School budget conversation gets an early start
BRIDGEPORT — Filling City Council Chambers hasn’t given the schools superintendent the budget she says is necessary to run the district properly.
Neither have sit-downs with City Council committees.
So Schools Superintendent Aresta Johnson has embarked on a new strategy. With budget season a couple of months away, she held the first of what is planned as a series of community forums to educate the public and council about the consequences of an underfunded budget.
The next forum will be held 5:30 p.m. on Nov. 28 at Thomas Hooker School, 138 Roger Williams Road.
Wednesday’s session was punctuated with stories, not data.
Bryant School’s Victoria Egri told of students whose love of reading has blossomed because of an online program called “myOn.” The school of 357 students has read more than 75,000 books over the past three years. On Oct. 31, 2018, however, the plug was pulled on myOn, when the district’s subscription ran out and was not renewed.
Bassick Interim Principal Joe Raiola talked of having to say “No” to a teacher who wanted to start a National Honor Society chapter at the school because his budget couldn’t spare the $350 sponsorship fee. Instead, she was told to hold a fundraiser.
And Curiale Principal Brett Gustafson — who had success raising test scores in New York City — talked of being shocked at the lack of resources when he returned to his home town to work in the district six years ago.
“Since then, there have been massive budget cuts,” Gustafson said. “We have lost kindergarten (aides), the parent coordinator, literacy and math coaches, interventionists, my dean of students, a security guard and supply money.”
The crowd that the principals addressed in the Bassick High School auditorium was sparse.
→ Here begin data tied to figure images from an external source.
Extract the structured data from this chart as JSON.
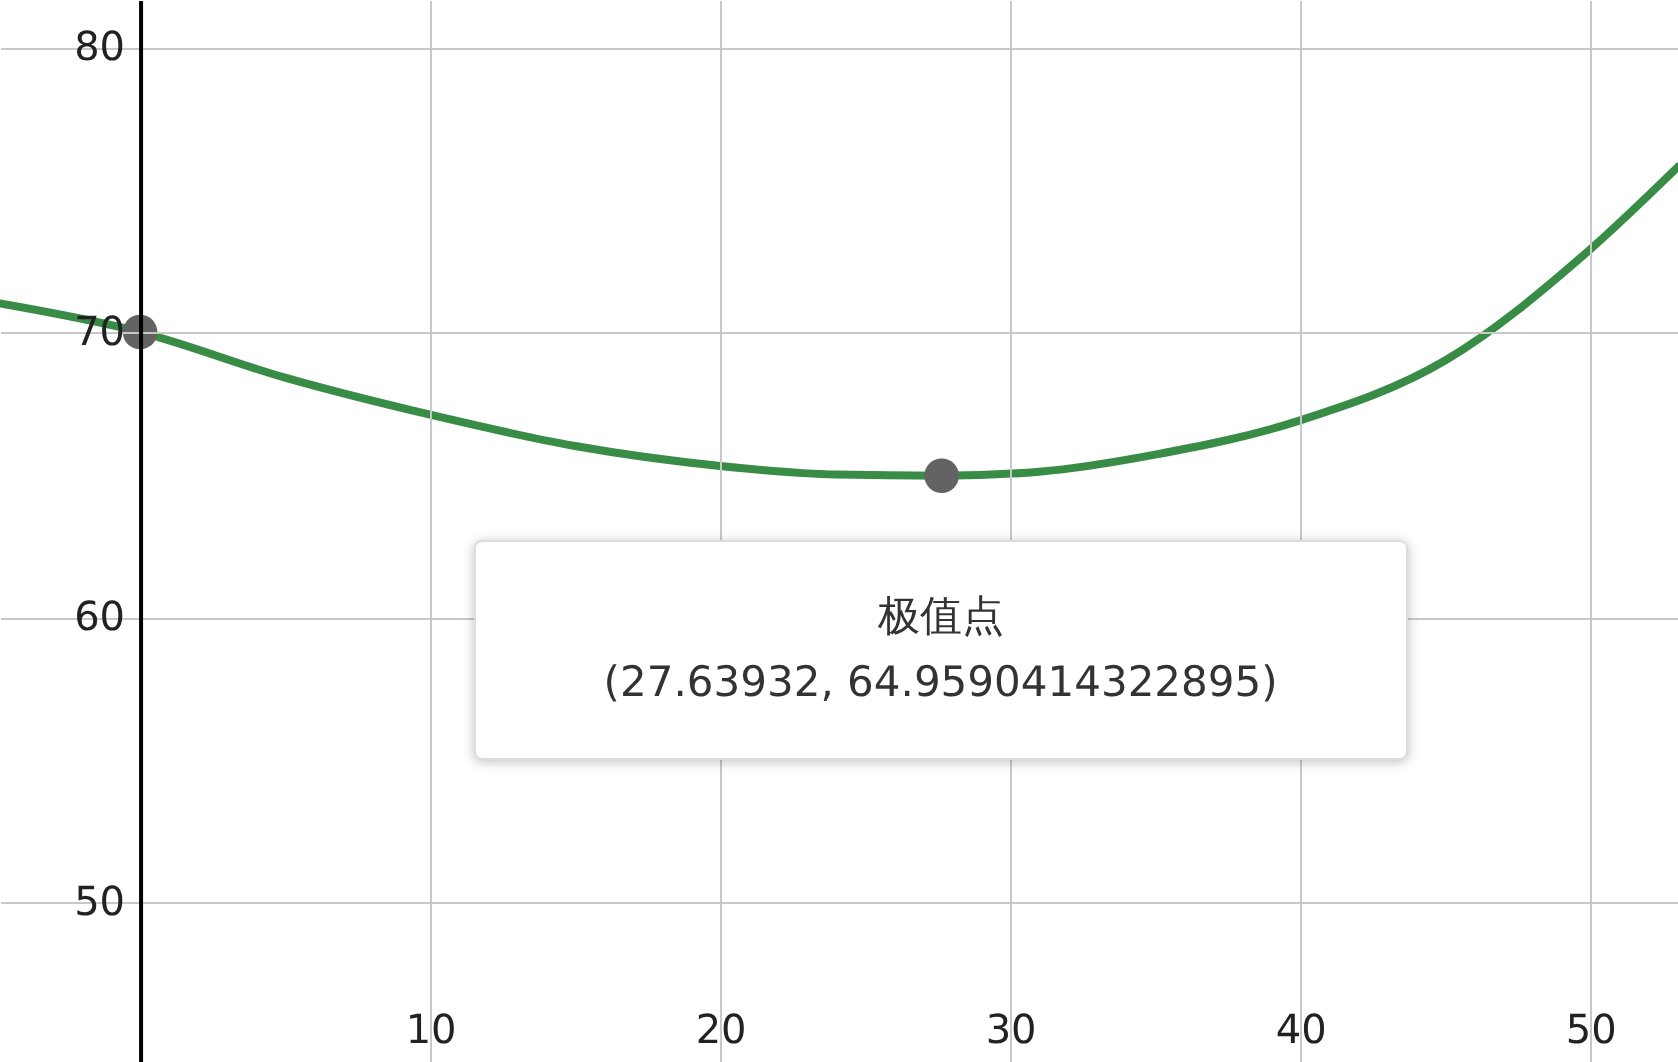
{
  "chart_data": {
    "type": "line",
    "xlim": [
      -4.83,
      53.03
    ],
    "ylim": [
      44.39,
      81.65
    ],
    "xticks": [
      10,
      20,
      30,
      40,
      50
    ],
    "yticks": [
      50,
      60,
      70,
      80
    ],
    "grid": true,
    "series": [
      {
        "color": "#388c46",
        "x": [
          -4.83,
          0,
          5,
          10,
          15,
          20,
          24,
          27.63932,
          31,
          35,
          40,
          45,
          50,
          53.03
        ],
        "values": [
          71.0,
          70,
          68.4,
          67.1,
          66.0,
          65.3,
          65.0,
          64.96,
          65.1,
          65.7,
          66.9,
          69.0,
          72.9,
          75.8
        ]
      },
      {
        "type": "scatter",
        "color": "#636363",
        "marker": "circle",
        "x": [
          0,
          27.63932
        ],
        "values": [
          70,
          64.9590414322895
        ]
      }
    ],
    "annotations": [
      {
        "text": "极值点\n(27.63932, 64.9590414322895)",
        "x": 27.63932,
        "y": 64.9590414322895
      }
    ]
  }
}
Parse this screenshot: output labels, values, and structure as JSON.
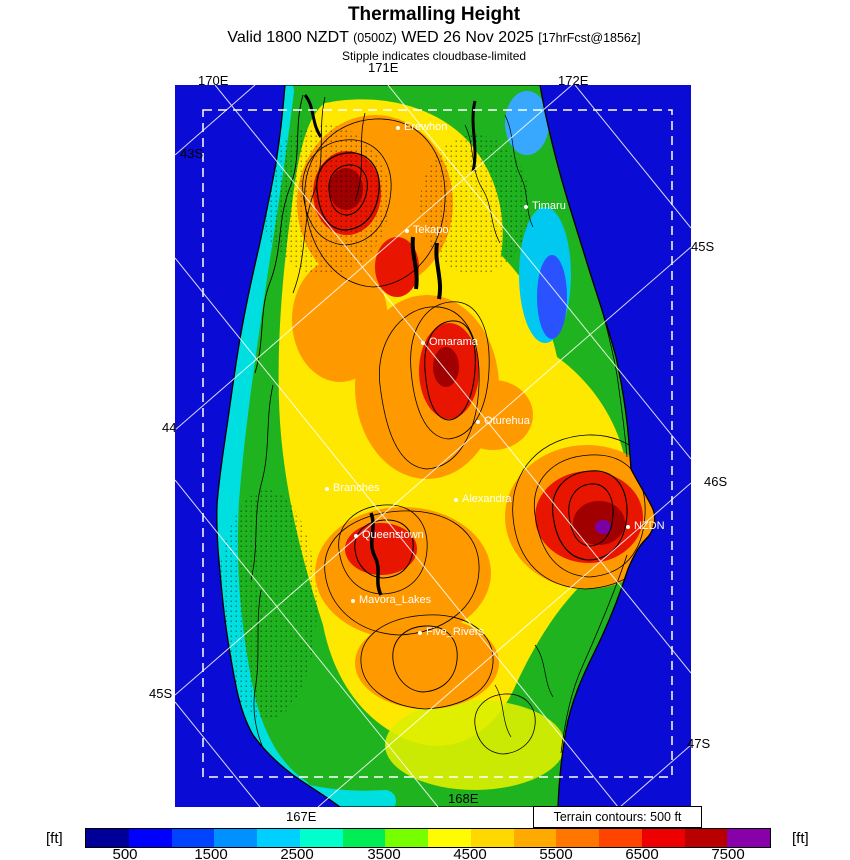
{
  "header": {
    "title": "Thermalling Height",
    "valid_prefix": "Valid 1800 NZDT",
    "valid_zulu": "(0500Z)",
    "valid_date": "WED 26 Nov 2025",
    "forecast_ref": "[17hrFcst@1856z]",
    "subtitle": "Stipple indicates cloudbase-limited"
  },
  "map": {
    "grid_labels": {
      "top": [
        "170E",
        "171E",
        "172E"
      ],
      "bottom": [
        "167E",
        "168E"
      ],
      "left": [
        "43S",
        "44",
        "45S"
      ],
      "right": [
        "45S",
        "46S",
        "47S"
      ]
    },
    "places": [
      {
        "name": "Erewhon"
      },
      {
        "name": "Timaru"
      },
      {
        "name": "Tekapo"
      },
      {
        "name": "Omarama"
      },
      {
        "name": "Oturehua"
      },
      {
        "name": "Branches"
      },
      {
        "name": "Alexandra"
      },
      {
        "name": "Queenstown"
      },
      {
        "name": "NZDN"
      },
      {
        "name": "Mavora_Lakes"
      },
      {
        "name": "Five_Rivers"
      }
    ],
    "terrain_note": "Terrain contours: 500 ft",
    "ocean_color": "#0b0bd6"
  },
  "colorbar": {
    "unit_left": "[ft]",
    "unit_right": "[ft]",
    "tick_labels": [
      "500",
      "1500",
      "2500",
      "3500",
      "4500",
      "5500",
      "6500",
      "7500"
    ],
    "segments": [
      "#000099",
      "#0000ff",
      "#0044ff",
      "#0090ff",
      "#00d0ff",
      "#00ffcc",
      "#00ee55",
      "#77ff00",
      "#fffb00",
      "#ffd800",
      "#ffaa00",
      "#ff7700",
      "#ff4400",
      "#ee0000",
      "#b80000",
      "#8800aa"
    ]
  },
  "chart_data": {
    "type": "heatmap",
    "title": "Thermalling Height",
    "units": "ft",
    "scale_ticks": [
      500,
      1500,
      2500,
      3500,
      4500,
      5500,
      6500,
      7500
    ],
    "scale_range": [
      0,
      8000
    ],
    "scale_step": 500,
    "scale_colors": [
      "#000099",
      "#0000ff",
      "#0044ff",
      "#0090ff",
      "#00d0ff",
      "#00ffcc",
      "#00ee55",
      "#77ff00",
      "#fffb00",
      "#ffd800",
      "#ffaa00",
      "#ff7700",
      "#ff4400",
      "#ee0000",
      "#b80000",
      "#8800aa"
    ],
    "notes": [
      "Stipple indicates cloudbase-limited",
      "Terrain contours: 500 ft"
    ]
  }
}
The only City Council member there was Kyle Langan, D-132.
They speakers were very much preaching to the choir.
“Know that I am fighting, but I am fighting an uphill battle,” said the first-term council member. “I tried my best to fight for more funding for education during this last budget season.”
Langan said he was in the minority, unable to convince the majority of the council to move some money from a supplemental line item in the police department budget to education during the last budget session.
The school district ended up with a $1 million boost from the city — more than the $387,593 boost the year before but millions less than officials said was needed to run a status quo school district. Since the 2014-15 fiscal year, despite rising costs, the district has received a total increase of 3.63 percent. Its current operating budget stands as $248.4 million for some 21,000 students.
Michael Testani, director of adult education for the district, asked why the council was unwilling to sufficiently fund its schools. Langan said there are a few hurdles, the state’s minimum budget requirement being one of them.
“If we give more funding, we have to continue to give at least that amount in the next year,” Langan said. “So there is a hesitancy amongst us to raise that number, because it has to stay there.”
The council also has no control over the money it gives the district, he said. And there remains mistrust over whether the money is spent as efficiently as possible.